The system for enforcing confiscation orders imposed by the courts is not working, a report by the Home Affairs Select Committee added.

Only a "paltry" 26p in every £100 is being recouped, the MPs said.

The Home Office said it was "making progress" and £1.2bn had been seized between April 2010 and March 2016.

But the committee concluded that the system for monitoring suspicious financial activity was overloaded and there were not enough skilled investigators.

'Debt squared'

Among its recommendations the MPs called for specialist "confiscation courts", with judges able to compel offenders to attend hearings.

Non-payment of a confiscation order would be a crime in itself, and prisoners would have to remain incarcerated until all debts were paid.

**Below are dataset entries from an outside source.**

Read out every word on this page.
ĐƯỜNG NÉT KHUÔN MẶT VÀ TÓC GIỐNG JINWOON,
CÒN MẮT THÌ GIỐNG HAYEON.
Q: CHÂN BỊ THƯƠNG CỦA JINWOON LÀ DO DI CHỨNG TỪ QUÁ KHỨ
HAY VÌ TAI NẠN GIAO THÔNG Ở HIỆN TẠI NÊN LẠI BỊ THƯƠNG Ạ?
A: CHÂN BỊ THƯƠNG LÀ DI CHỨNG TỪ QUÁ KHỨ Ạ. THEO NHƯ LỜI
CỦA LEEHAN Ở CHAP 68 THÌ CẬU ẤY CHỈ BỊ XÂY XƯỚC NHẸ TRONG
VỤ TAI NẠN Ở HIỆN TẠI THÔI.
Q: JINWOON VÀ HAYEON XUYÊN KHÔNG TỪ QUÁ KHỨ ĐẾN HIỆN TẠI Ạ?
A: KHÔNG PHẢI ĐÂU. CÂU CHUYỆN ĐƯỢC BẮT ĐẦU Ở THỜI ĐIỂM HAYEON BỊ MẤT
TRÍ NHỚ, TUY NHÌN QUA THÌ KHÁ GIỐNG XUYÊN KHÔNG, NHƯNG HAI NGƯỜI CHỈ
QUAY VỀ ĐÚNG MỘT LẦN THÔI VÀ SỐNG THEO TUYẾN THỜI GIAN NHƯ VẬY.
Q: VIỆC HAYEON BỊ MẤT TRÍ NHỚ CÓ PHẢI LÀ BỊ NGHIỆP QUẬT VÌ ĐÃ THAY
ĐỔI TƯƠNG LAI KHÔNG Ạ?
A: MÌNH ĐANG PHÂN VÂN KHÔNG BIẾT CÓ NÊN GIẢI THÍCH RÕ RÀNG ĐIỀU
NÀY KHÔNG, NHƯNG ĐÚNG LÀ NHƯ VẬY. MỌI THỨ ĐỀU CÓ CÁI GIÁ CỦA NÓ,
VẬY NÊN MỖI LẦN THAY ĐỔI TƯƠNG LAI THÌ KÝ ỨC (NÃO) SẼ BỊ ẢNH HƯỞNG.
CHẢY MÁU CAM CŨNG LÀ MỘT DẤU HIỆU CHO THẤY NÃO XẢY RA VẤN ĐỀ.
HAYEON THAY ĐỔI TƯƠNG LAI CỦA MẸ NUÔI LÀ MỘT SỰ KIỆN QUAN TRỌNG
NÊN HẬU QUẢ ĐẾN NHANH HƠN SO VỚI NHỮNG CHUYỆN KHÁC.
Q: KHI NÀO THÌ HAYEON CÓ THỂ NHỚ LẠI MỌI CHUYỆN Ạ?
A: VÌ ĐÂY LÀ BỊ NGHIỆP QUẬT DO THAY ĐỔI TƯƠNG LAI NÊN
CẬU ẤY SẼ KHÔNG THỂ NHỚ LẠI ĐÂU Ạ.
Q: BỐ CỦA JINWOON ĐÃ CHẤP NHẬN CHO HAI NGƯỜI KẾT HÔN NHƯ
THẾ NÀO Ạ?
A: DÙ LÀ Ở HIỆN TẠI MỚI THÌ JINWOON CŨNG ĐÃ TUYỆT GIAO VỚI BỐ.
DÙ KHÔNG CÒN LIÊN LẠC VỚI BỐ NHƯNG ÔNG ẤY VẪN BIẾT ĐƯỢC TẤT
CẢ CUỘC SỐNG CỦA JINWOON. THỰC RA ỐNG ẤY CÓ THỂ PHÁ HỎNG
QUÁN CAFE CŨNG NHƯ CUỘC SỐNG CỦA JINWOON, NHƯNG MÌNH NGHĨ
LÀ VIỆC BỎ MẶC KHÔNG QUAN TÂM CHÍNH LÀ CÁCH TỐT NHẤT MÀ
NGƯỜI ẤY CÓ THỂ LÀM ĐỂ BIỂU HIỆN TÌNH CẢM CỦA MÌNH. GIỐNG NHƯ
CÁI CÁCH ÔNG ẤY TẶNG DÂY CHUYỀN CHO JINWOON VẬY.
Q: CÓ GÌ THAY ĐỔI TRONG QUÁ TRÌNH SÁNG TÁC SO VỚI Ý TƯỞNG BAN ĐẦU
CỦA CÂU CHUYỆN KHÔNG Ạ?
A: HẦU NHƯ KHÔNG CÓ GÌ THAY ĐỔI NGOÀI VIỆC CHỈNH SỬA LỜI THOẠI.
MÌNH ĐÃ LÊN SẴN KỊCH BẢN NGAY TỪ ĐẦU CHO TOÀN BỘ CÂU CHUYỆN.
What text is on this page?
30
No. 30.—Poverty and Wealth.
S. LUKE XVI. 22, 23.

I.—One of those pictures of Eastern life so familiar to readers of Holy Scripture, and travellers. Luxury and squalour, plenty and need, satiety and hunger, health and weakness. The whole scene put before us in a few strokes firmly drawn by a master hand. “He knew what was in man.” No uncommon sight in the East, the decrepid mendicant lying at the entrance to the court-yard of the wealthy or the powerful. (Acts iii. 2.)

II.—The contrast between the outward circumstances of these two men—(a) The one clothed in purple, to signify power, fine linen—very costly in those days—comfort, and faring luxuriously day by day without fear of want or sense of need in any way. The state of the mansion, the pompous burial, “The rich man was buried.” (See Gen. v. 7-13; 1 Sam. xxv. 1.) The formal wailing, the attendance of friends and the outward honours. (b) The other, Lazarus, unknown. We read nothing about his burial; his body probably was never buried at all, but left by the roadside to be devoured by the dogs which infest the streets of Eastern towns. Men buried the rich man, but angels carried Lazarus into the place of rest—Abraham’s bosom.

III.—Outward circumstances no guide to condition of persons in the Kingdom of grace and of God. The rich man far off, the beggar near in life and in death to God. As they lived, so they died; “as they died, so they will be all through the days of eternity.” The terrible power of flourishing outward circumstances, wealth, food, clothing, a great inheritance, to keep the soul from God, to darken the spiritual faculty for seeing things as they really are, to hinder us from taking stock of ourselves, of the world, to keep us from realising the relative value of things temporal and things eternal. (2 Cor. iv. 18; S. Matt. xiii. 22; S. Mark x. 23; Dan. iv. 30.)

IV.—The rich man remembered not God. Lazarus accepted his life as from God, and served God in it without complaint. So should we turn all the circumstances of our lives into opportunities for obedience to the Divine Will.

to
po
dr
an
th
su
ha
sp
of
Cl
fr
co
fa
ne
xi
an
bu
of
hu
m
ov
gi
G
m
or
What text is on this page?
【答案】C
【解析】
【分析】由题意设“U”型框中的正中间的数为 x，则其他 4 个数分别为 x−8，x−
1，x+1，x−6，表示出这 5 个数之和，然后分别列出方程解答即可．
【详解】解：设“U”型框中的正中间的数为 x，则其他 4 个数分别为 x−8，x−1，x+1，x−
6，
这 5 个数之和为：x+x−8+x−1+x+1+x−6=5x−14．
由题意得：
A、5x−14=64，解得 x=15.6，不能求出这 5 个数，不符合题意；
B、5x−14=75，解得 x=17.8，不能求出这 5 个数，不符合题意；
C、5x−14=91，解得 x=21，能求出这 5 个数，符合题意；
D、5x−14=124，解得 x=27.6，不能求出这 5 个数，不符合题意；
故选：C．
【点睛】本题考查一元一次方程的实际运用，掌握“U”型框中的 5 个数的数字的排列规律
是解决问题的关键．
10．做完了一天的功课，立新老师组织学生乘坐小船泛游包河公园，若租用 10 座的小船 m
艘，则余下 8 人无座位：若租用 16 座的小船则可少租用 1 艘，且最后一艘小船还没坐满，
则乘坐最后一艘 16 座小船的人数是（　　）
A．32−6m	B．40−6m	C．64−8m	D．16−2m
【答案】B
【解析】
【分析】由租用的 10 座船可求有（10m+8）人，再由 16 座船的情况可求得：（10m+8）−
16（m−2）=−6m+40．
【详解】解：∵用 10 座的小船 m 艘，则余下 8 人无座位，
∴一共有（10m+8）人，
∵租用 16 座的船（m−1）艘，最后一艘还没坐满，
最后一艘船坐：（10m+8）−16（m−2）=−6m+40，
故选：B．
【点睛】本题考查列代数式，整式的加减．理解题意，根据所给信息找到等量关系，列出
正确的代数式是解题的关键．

The MPs also called for offenders to have their passport taken away until debts were settled.

"To enforce this, we recommend that no criminal be allowed to leave prison without either paying their confiscation order in full, or engaging with the courts to convince a judge that their debt to society is squared," the committee added.

The Proceeds of Crime Act 2002 is legislation that applies across the UK, albeit with different rules on how confiscation orders are applied in the different nations of the UK.

Confiscation orders are issued by courts against convicted offenders and can be applied to any offence resulting in financial gain.

But even after an order has been made, there are very few incentives for criminals to either engage with the courts or pay the money back with many choosing instead to extend their prison sentences and avoid paying, the report added.

"It appears that some criminals view paying back their proceeds of crime as an option rather than a requirement - essentially a choice between payment and prison," it said.

The report also said:

  • Money laundering was "undoubtedly a problem" in the UK
  • Poor supervision of the London property market had allowed it to become a safe haven for money-laundering criminals
  • A database used to log suspicious financial activity was "heavily overloaded and therefore rendered completely ineffective"
  • A new formula for allocating recovered assets needs to be brought in which ensures that at least 10% of the wealth is returned or donated to the communities which have suffered at the hands of criminals

Committee chairman Keith Vaz said: "At least £100bn, equivalent to the GDP of Ukraine, is being laundered through the UK every year. The proceeds of crime legislation has failed to achieve its purpose."

He said the National Crime Agency's main system for reporting suspicious transactions, known as Elmer, was "not fit for purpose", adding that it was capable of managing 20,000 reports a year, but it was currently burdened with 381,882.

As of September 2015, the total debt outstanding from confiscation orders was calculated at £1.61bn, although the committee admitted that this figure was "problematic".

A Home Office spokesman said: "We are committed to attacking criminal finances, making it harder to move, hide and use the proceeds of crime, as set out in the Serious and Organised Crime Strategy.

"And there is clear evidence we are making progress in this effort; the government seized a total of £1.2bn from criminals between April 2010 and March 2016, with more assets recovered in 2015-16 than ever before."

The spokesman also said it would consider the recommendations in the report.